Quando assumiu como CEO da Qualicorp, em novembro de 2019, o executivo Bruno Blatt tomou algumas decisões com o objetivo de modernizar as operações de uma empresa que já tinha 22 anos de mercado. Embora bem-sucedida do ponto de vista de geração de caixa, Blatt considerava que a companhia estava acomodada no quesito aquisições e ainda muito dependente de uma operação analógica. As mudanças foram radicais e imediatas. A principal delas – e talvez a mais difícil – foi trocar 60% da diretoria da empresa para oxigenar o mindset e incorporar novas estratégias ao negócio, principalmente àquelas voltadas para a digitalização. Agora, a Qualicorp anunciou um novo passo nessa jornada: a compra de uma fatia da startup de tecnologia Escale.

A negociação demorou quase um ano para ser finalizada e incluiu a compra de 35% da Escale Health, braço da startup focado no setor de saúde, e 5% da Quinhentos, holding que é dona da Escale Tecnologia e tem sede nos Estados Unidos. O investimento total é de R$ 132,6 milhões. Antes do acordo com a Qualicorp, a Escale já havia captado R$ 100 milhões de fundos internacionais, incluindo a Kaszek Ventures, Global Founders Capital (GFC) e Redpoint eventures.

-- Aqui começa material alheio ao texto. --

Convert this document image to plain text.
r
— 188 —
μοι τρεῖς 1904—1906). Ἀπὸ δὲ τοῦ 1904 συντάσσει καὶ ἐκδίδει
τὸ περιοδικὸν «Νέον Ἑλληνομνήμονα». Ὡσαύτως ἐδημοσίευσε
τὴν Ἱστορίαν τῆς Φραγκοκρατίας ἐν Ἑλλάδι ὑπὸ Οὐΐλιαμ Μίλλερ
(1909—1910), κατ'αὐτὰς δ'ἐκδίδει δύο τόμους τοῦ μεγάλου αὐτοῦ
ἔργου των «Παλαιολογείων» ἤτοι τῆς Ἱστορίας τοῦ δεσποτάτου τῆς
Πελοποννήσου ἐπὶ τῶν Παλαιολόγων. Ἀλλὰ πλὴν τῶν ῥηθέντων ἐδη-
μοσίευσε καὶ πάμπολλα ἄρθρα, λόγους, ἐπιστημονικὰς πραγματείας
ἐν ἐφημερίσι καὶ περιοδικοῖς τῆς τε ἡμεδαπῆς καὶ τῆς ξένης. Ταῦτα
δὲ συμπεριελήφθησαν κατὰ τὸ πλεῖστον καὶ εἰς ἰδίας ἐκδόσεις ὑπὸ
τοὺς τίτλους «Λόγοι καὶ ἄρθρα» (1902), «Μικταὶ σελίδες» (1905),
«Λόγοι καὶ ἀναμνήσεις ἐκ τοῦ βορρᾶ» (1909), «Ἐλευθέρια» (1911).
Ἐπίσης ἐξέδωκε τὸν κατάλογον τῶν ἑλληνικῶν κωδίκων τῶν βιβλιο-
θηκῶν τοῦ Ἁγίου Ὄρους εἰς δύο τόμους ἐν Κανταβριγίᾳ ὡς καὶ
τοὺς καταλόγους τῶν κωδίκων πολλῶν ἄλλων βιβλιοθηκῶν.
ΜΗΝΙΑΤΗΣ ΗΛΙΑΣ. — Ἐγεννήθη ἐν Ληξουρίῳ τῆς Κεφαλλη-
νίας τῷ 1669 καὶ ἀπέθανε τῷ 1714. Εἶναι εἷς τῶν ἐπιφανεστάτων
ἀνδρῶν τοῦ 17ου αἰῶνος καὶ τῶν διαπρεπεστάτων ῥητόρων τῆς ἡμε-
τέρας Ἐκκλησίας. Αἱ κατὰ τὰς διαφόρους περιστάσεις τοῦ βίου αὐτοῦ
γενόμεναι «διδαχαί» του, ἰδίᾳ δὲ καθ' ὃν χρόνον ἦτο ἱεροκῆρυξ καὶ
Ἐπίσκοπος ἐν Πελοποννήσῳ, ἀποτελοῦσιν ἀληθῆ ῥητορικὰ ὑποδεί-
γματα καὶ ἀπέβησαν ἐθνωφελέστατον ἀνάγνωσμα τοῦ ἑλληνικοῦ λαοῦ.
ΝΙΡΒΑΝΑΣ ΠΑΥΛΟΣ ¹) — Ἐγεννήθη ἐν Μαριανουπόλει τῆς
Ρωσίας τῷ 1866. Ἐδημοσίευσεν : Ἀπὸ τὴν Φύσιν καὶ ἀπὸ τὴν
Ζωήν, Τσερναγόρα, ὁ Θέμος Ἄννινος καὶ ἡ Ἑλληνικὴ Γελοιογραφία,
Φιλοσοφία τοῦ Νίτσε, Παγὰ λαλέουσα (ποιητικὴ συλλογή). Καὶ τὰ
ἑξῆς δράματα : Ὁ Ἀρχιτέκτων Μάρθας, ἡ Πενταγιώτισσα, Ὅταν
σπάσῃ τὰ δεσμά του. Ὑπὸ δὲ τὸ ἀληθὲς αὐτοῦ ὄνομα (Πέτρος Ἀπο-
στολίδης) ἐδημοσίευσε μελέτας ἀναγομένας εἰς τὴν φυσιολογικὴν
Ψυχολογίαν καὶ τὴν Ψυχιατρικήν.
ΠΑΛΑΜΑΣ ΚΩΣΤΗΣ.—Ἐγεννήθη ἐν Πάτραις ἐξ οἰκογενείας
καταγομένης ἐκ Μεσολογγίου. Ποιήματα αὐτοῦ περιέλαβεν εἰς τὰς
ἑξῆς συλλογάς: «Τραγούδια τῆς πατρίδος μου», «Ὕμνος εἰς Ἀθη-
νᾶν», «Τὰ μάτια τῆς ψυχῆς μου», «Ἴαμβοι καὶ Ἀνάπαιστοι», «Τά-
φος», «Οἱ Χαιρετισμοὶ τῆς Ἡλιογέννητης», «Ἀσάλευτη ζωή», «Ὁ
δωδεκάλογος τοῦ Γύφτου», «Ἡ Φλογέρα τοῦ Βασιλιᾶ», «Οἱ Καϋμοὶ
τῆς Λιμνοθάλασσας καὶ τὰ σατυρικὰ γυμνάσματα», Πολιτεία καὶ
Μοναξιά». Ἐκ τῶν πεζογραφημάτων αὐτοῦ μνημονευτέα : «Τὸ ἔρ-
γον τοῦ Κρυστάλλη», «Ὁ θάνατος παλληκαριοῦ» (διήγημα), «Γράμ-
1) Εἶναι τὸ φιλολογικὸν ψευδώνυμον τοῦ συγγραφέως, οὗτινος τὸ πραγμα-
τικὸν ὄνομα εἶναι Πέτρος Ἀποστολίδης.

O negócio faz sentido? A Qualicorp afirma que faz. A Escale utiliza a tecnologia e a análise de dados para atrair clientes com maior probabilidade de contratar uma assistência médica. Faz isso por meio de uma solução que usa modelos mais convencionais, como os adwords do Google, e um formato que chama de ativos digitais. São sites proprietários que oferecem, por exemplo, um comparativo de planos de saúde. O consumidor faz a busca e coloca alguns dados na plataforma que vão contribuir para uma recomendação mais direcionada. A Escale também desenvolve variações desses sites com foco em cada perfil de cliente. Há um voltado para o público com mais de 60 anos. Outro, para um consumidor jovem.

Essa tecnologia vai reforçar a atuação do time de vendas off-line, composto por 43 mil corretores parceiros que trabalham para a Qualicorp em um modelo de baseado em comissão. “Discutimos sobre o papel da Qualicorp do futuro. Decidimos inverter a lógica off-line e oferecer uma experiência digital desde a prospecção”, afirmou Elton Carluci, vice-presidente Comercial, de Inovação e Novos Negócios.

As próximas movimentações da Qualicorp já estão desenhadas. Além das grandes operadoras de saúde, como Bradesco, SulAmérica e Amil, nos últimos meses a empresa fechou parcerias com outras companhias regionais, como a Samp, do Espírito Santo, e a CCG, que atua em Santa Catarina e Rio Grande do Sul. Agora, são 102 operadoras dentro do ecossistema da Qualicorp. O objetivo é diversificar o portfólio de produtos e oferecer opções específicas, com preços variados. “Mais da metade dos produtos disponíveis hoje foram lançados no último ano ou são versões renovadas”, afirmou Carlucci. Dentre os lançamentos está um plano com seguro contra desemprego, feito em parceria com a SulAmérica, que garante a manutenção do contrato por seis meses em caso de demissão ou perda de renda por autônomos.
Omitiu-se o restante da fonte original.